Embarking on the third year of a movement to improve the image of truck drivers, both inside and outside of the industry, Trucking Moves America Forward panelists spoke about the good and bad in the industry.
The event is a time to see diverse groups such as the Owner-Operator Independent Drivers Association and the American Trucking Associations share a common cause of improving respect for the men and women in the industry.
"This movement from the start was about showing that truckers are not only great people, but essential to the fabric of society," OOIDA Executive Vice President Todd Spencer said in starting off his remarks. "When a plane, train or boat doesn't show up, it's not really noticed. When a truck doesn't show ... we're talking major, major problems.
"As critical as what we do is, we don't get the credit ... the appreciation," Spencer said.
That echoed the points of Kevin Burch, president of Jet Express and first vice chairman of American Trucking Associations.
"Truckers get things done," Burch told the press. "But we are terrible at talking about it."
Burch said it's truckers who save the country in bad times, help it grow in good time, and are the silent backbone of the industry.
"We need to speak up," Burch said.
While Spencer agreed wholeheartedly that truckers "have a story" and "need to tell it" to the public to improve perception of truckers, his remarks turned to the internal boost the industry needs.

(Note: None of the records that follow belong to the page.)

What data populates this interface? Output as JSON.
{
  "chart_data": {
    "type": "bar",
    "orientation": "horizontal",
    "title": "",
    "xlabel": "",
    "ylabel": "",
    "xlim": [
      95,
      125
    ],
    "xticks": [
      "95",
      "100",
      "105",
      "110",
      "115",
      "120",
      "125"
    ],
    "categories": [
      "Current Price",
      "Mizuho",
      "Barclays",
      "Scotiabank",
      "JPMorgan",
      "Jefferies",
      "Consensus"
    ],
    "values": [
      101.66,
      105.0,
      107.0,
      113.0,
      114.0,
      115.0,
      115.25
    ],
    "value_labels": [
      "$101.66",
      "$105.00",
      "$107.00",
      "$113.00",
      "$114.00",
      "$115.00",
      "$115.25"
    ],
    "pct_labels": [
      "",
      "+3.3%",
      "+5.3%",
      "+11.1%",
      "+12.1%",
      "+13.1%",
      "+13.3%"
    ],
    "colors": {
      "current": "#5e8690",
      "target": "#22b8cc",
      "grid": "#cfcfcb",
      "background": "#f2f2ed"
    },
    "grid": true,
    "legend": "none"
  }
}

Spencer talked about the pressures and challenges that truck drivers face on a daily basis, striking hard at the lack of safe and secure parking for truckers to comply with regulations, find a place to rest and relax, eat and just get off the road.
While he acknowledged the efforts of the truck stop supporters of the Trucking Moves America Forward, he said that it's going to take more than just truck stop operators to solve the problem.
"All across the country, shippers and receivers are largely indifferent (to the plight of truck drivers) -- unless they are economically affected," Spencer said.
Then he turned his focus to the treatment of truck drivers by motor carriers, brokers and others in the industry.
"Clearly, pay is an issue. Inside trucking we need to be honest with ourselves, and seriously address it," Spencer said. "Everyone should be collectively behind it to put value on the drivers' time and pay them. That will improve the image of the industry (by reducing driver turnover)."
In addition to discussing the challenges facing the industry, the campaign touted its successes in reaching out to the masses via trailer wraps, social media, press releases and media coverage.
Trucking Moves America Forward has amped up its image campaign portion of the movement by adding an e-commerce store to its website where truckers can by shirts, hats, etc., to promote a positive image of truckers and the industry as a whole.